A previous study by Dobkin et al. [19] demonstrated that feedback of each result and encouragement from the therapist for daily walking training improves the walking speed in stroke patients. From this finding, the feedback of result and encouragement is thought to be able to substitute for monetary reward as a reinforcement factor to improve physical performance. Actually, Izuma et al. [20] reported that an activation of the basal ganglia was obtained by social reward such as the trust from others, and this was similar to the activation obtained by monetary reward. Furthermore, in the present study, we presented a set target only without the feedback and encouragement. In the psychological classical [21,22] and recent research [23], it is found that feedback has an influence on the physical performance and motor learning. Our study indicates that setting a target as compared with the people of same age improves the intrinsic motivation more than feedback. We believe that this improvement was mediated by reinforcement through the activation of the cortico-basal ganglia circuits.

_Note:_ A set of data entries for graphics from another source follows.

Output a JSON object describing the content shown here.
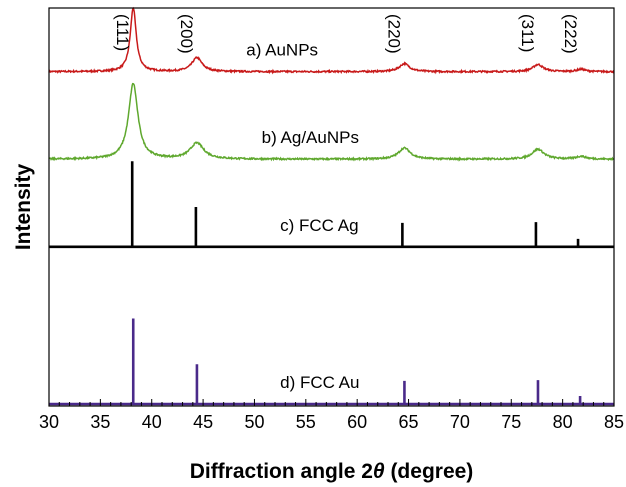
{
  "chart_data": {
    "type": "line",
    "title": "",
    "xlabel_prefix": "Diffraction angle 2",
    "xlabel_symbol": "θ",
    "xlabel_suffix": " (degree)",
    "ylabel": "Intensity",
    "xlim": [
      30,
      85
    ],
    "x_ticks": [
      30,
      35,
      40,
      45,
      50,
      55,
      60,
      65,
      70,
      75,
      80,
      85
    ],
    "y_ticks": "none",
    "grid": false,
    "legend": "none",
    "peak_labels": [
      {
        "text": "(111)",
        "x": 38.2
      },
      {
        "text": "(200)",
        "x": 44.4
      },
      {
        "text": "(220)",
        "x": 64.6
      },
      {
        "text": "(311)",
        "x": 77.6
      },
      {
        "text": "(222)",
        "x": 81.8
      }
    ],
    "series": [
      {
        "name": "a) AuNPs",
        "color": "#c81a1a",
        "kind": "broad",
        "baseline": 0.84,
        "label_x": 49.2,
        "peaks": [
          {
            "x": 38.2,
            "height": 0.16,
            "width": 0.35
          },
          {
            "x": 44.4,
            "height": 0.035,
            "width": 0.6
          },
          {
            "x": 64.6,
            "height": 0.02,
            "width": 0.6
          },
          {
            "x": 77.6,
            "height": 0.018,
            "width": 0.6
          },
          {
            "x": 81.8,
            "height": 0.006,
            "width": 0.5
          }
        ]
      },
      {
        "name": "b) Ag/AuNPs",
        "color": "#5fa82e",
        "kind": "broad",
        "baseline": 0.62,
        "label_x": 50.7,
        "peaks": [
          {
            "x": 38.2,
            "height": 0.19,
            "width": 0.55
          },
          {
            "x": 44.4,
            "height": 0.04,
            "width": 0.8
          },
          {
            "x": 64.6,
            "height": 0.028,
            "width": 0.7
          },
          {
            "x": 77.6,
            "height": 0.025,
            "width": 0.7
          },
          {
            "x": 81.8,
            "height": 0.007,
            "width": 0.6
          }
        ]
      },
      {
        "name": "c) FCC Ag",
        "color": "#000000",
        "kind": "stick",
        "baseline": 0.4,
        "label_x": 52.5,
        "peaks": [
          {
            "x": 38.1,
            "height": 0.215
          },
          {
            "x": 44.3,
            "height": 0.1
          },
          {
            "x": 64.4,
            "height": 0.06
          },
          {
            "x": 77.4,
            "height": 0.062
          },
          {
            "x": 81.5,
            "height": 0.02
          }
        ]
      },
      {
        "name": "d) FCC Au",
        "color": "#4a2a8a",
        "kind": "stick",
        "baseline": 0.005,
        "label_x": 52.5,
        "peaks": [
          {
            "x": 38.2,
            "height": 0.215
          },
          {
            "x": 44.4,
            "height": 0.1
          },
          {
            "x": 64.6,
            "height": 0.058
          },
          {
            "x": 77.6,
            "height": 0.06
          },
          {
            "x": 81.7,
            "height": 0.02
          }
        ]
      }
    ]
  }
}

However, Lewthwaite et al. [24] investigated the effect of presenting a high and low target of each result in balance learning in the young adults. They reported that the group presented the low target showed significant learning effect over that of the group presented the high target. The discrepancy between their results and ours may be due to the difference in age of the participants between the studies.

Recently, external reward has been shown to influence motor performance and learning based on results of animal and human studies. However, from classic psychological [14] and neuroimaging research [15,16], the motivation improvement by external reward initiates the undermining effect. Although improvement of the motivation of patients is important for effective rehabilitation, it is insufficient using external reward only. Together, our results suggest that presenting a set target as an intrinsic reward is necessary for the improvement of physical performance and motivation. However, this study examines a small sample size and healthy participants. Future studies should solve these limitations and advance investigation using brain imaging devices.